May 08, 2013

Lido Key Mangrove Tunnel
I was the best man for my good friends wedding down in Florida so I wanted to make sure I could sneak in something fun before flying back to Chicago.  The wedding was held on Sanibel Island just off shore of the Fort Myers mainland which was a nice quiet place with lots of shells on the beach.   It was also nice to see some of my old friends that I have not seen in a very long time so we spent the first two nights catching up and doing what we do best.  At the end of our madness, we went to the beach to swim in the water where we got to see all of our true colors including bioluminescent plankton that would light up when touched which triggered other planktons to light up.  It was a suprise to see as I did not think florida had that.  
The day after teh wedding we woke up eager to get out to Sarasota for our kayak trip through the Mangrove Tunnels so we packed up, checked out, and headed out to Sarasota Florida.  We got to the location and it was great to see our kayaks all ready to go, with life vests, paddles, and a map of the area.  We got into our kayaks and headed out into the mangroves.
We went through the glades and made it to our first trail of mangroves.  We entered the mangroves and right away we were surrounded by this network of roots anchored into the swamp mud. 
Mangrove tunnels

This water trail lead us through the mangroves without difficulty which also helped when people were passing by us like a two lane road. We exited one mangrove trail and entered another trail that had some twisting and turning to get through.  There was also sections of the trail that would intersect with other pathways but some of those would lead to dead ends.
Dead end section
We would meander through these tunnels and watch the birds fly, fish jump, and observe the black crabs run up and down the roots.  We even found a rogue black crab hitch hiking on our kayaks bow. After meandering in and out of some of the glades, we came across a beautiful Great White Egret standing tall and proud like a statue overlooking the waterways for a fresh catch of fish.
Great Egret
As we made our final exit from the tunnel system we got to a small beach so we got out of our kayaks  to stretch our legs and take a break.
Beach Break

After our break we got back in and decided to grab some afternoon refreshments so we completed the circuit back where we began.  As we were make a B line to the starting point, we noticed Cormorants flying towards us and landing in the water just a few feet from our boat. These birds have undeveloped oil glands which means that their feathers become saturated in water which allows them to glide underwater. They loved swimming around our kayaks in the shallow water because our oars would scare fish that live in the sea grasses and the Cormorants would zip underwater to catch a fresh bite of fish.  It’s really cool to watch because they swim all around, under, and in between our kayaks looking for fish.  When they catch one they come to the surface, flip the fish around, and swallow it whole.  After doing more research on Cormorants I found out that they can dive up to 100 feet and they are present all around the world acting as expert fishermen.
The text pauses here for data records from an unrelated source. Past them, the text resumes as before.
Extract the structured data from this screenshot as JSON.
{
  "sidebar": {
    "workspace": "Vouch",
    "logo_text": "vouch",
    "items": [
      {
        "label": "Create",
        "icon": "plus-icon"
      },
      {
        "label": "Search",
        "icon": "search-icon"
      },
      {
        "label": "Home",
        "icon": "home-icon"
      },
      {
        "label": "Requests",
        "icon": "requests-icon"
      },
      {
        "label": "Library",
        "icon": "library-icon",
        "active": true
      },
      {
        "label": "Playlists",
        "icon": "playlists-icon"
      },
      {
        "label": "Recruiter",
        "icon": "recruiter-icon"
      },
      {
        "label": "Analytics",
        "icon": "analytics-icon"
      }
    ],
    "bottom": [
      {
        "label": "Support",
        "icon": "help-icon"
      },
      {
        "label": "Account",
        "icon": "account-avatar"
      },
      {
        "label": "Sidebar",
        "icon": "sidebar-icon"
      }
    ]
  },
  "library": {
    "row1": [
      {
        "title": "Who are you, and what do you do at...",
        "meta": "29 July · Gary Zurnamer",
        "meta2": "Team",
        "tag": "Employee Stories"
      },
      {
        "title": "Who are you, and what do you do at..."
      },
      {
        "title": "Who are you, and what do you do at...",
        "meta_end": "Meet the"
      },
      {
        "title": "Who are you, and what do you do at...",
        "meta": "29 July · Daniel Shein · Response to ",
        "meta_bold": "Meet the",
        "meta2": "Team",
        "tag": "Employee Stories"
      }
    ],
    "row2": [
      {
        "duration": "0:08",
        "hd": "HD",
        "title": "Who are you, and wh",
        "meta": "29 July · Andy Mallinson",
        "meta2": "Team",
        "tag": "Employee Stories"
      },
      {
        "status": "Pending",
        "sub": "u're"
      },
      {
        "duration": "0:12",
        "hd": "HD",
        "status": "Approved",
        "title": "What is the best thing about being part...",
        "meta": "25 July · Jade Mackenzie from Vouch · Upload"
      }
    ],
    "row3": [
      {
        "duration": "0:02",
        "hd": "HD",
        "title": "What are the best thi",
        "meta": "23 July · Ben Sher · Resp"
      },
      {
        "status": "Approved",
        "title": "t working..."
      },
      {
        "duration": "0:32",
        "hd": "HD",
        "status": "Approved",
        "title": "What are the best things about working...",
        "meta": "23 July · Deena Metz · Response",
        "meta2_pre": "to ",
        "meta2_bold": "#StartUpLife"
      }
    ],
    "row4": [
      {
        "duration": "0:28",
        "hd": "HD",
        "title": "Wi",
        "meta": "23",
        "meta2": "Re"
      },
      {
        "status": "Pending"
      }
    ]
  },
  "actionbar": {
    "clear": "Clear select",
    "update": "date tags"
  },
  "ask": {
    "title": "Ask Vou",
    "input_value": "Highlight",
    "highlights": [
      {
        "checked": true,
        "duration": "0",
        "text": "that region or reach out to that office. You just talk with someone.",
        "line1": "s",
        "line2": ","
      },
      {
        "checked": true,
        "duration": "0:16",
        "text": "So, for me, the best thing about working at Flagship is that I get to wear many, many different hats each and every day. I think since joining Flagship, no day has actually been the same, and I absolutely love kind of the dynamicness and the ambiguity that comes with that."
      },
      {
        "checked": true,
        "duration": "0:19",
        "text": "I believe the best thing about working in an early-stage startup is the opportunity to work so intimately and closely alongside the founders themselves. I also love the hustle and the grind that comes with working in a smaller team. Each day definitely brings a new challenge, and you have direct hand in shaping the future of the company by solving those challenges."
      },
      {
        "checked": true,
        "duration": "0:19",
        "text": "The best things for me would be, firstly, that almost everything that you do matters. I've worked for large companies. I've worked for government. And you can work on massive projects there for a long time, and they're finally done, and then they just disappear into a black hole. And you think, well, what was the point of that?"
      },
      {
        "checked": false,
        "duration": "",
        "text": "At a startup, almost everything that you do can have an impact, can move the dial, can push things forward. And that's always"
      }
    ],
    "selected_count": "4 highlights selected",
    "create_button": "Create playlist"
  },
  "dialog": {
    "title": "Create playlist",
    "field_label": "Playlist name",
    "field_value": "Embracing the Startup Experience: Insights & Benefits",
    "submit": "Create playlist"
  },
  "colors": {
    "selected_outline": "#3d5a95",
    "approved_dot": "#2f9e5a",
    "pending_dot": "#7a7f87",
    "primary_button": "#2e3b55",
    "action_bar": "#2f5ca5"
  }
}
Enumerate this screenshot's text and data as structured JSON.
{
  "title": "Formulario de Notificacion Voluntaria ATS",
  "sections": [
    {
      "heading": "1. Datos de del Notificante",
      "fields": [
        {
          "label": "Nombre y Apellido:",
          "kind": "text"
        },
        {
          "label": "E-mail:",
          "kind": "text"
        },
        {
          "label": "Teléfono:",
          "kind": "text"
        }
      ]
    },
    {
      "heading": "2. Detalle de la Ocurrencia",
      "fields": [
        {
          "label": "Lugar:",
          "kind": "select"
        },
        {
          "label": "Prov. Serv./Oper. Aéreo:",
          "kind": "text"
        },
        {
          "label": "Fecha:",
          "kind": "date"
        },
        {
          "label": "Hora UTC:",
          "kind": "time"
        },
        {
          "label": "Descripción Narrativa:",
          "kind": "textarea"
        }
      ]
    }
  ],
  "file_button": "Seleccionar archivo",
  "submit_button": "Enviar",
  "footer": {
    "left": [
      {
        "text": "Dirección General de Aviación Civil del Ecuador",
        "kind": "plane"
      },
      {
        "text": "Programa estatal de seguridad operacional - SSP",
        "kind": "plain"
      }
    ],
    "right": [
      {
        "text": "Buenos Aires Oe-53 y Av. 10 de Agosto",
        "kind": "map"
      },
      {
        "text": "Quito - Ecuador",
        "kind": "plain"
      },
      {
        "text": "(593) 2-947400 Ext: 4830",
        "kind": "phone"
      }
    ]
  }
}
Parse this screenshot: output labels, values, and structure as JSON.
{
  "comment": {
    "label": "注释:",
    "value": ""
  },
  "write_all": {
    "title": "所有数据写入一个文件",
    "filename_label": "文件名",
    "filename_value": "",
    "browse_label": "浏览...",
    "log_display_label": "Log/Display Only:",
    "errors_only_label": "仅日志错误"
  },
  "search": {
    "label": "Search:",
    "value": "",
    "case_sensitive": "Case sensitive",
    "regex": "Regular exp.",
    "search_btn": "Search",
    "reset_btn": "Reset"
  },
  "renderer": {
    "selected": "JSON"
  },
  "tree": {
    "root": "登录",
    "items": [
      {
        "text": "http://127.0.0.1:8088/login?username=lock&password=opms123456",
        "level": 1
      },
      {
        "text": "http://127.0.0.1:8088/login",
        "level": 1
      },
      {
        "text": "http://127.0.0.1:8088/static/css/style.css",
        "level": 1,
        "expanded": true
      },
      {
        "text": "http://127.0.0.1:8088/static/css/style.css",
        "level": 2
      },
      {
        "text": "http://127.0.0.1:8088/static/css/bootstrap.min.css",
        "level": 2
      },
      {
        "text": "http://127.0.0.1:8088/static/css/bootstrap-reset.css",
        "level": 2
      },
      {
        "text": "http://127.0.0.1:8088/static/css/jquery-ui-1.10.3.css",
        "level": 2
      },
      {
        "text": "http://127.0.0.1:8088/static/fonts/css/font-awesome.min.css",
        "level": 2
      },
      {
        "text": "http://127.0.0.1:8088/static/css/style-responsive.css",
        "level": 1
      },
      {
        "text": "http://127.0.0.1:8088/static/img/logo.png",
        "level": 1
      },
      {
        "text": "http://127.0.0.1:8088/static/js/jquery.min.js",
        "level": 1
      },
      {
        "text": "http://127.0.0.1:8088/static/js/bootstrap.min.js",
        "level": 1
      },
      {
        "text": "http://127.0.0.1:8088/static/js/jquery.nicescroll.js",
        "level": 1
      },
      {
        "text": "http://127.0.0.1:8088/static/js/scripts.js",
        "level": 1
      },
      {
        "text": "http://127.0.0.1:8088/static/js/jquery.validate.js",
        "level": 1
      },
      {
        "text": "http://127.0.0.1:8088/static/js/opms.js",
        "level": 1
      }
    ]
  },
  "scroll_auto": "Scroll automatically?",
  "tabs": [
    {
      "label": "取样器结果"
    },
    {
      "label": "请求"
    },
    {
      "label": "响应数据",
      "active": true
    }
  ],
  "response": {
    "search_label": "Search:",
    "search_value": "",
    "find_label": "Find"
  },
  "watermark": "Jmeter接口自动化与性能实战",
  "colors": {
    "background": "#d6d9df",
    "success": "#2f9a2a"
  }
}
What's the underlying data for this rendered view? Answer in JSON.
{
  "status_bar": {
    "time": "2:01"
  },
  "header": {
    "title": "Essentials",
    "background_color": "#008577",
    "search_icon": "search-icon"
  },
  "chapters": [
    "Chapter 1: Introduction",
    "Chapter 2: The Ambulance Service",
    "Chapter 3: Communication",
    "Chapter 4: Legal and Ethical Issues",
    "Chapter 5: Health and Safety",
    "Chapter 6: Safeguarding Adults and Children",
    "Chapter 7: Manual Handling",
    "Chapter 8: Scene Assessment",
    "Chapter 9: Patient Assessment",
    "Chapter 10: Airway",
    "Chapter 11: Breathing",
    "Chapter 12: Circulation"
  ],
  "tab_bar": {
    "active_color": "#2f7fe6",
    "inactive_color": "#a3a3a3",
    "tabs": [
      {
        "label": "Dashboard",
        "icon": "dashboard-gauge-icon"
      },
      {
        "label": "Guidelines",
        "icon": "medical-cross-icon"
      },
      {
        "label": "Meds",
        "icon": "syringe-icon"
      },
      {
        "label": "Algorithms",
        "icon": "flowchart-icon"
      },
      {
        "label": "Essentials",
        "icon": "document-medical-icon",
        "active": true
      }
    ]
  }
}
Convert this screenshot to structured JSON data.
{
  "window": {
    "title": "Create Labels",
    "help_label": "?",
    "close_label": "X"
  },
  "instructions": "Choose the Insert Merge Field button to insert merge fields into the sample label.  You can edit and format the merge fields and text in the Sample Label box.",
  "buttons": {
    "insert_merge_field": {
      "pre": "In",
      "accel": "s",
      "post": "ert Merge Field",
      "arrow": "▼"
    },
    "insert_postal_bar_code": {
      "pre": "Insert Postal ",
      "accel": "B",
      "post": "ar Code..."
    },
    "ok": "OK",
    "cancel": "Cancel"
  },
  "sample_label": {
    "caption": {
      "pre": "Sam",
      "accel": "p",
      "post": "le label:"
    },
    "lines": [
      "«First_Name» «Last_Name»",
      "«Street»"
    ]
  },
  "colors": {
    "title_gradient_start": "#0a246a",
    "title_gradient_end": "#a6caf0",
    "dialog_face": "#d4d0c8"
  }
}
                                                      Cormorants fishing under our kayak

We got back into the water after taking another break and meeting the local raccoon to hear that there are Bottle Nose Dolphins out in the bay hunting fish.  We made our way out there and found what appeared to be a family of dolphins training their young Dolphin how to catch fish.  The large Dolphin would be off to the side, the medium and small Dolphin seem to stay close together.  The mother Dolphin would throw a fish up and the air and the baby Dolphin would go after it. It was so beautiful to see!!!

  Bottle Nose Dolphins.

After that we made a loop around beaver key to look at the amazing houses on the shoreline, we came back to the start of the trip. We met up with Matt and went to Myakka River State Park for a night of camping and a morning stroll through the Palm Tree Woodlands, Prairies, and Wetlands inside this 57 square mile state park.

Myakka River State Park
Our last location inside the park rewarded us with around 10 Alligators that appear to congregate in a pond but unfortunatly my pictures didnt turn out the way I wanted them to but I have fixed the problem now for the next trip!!  

Alligators swimming towards the open pond section.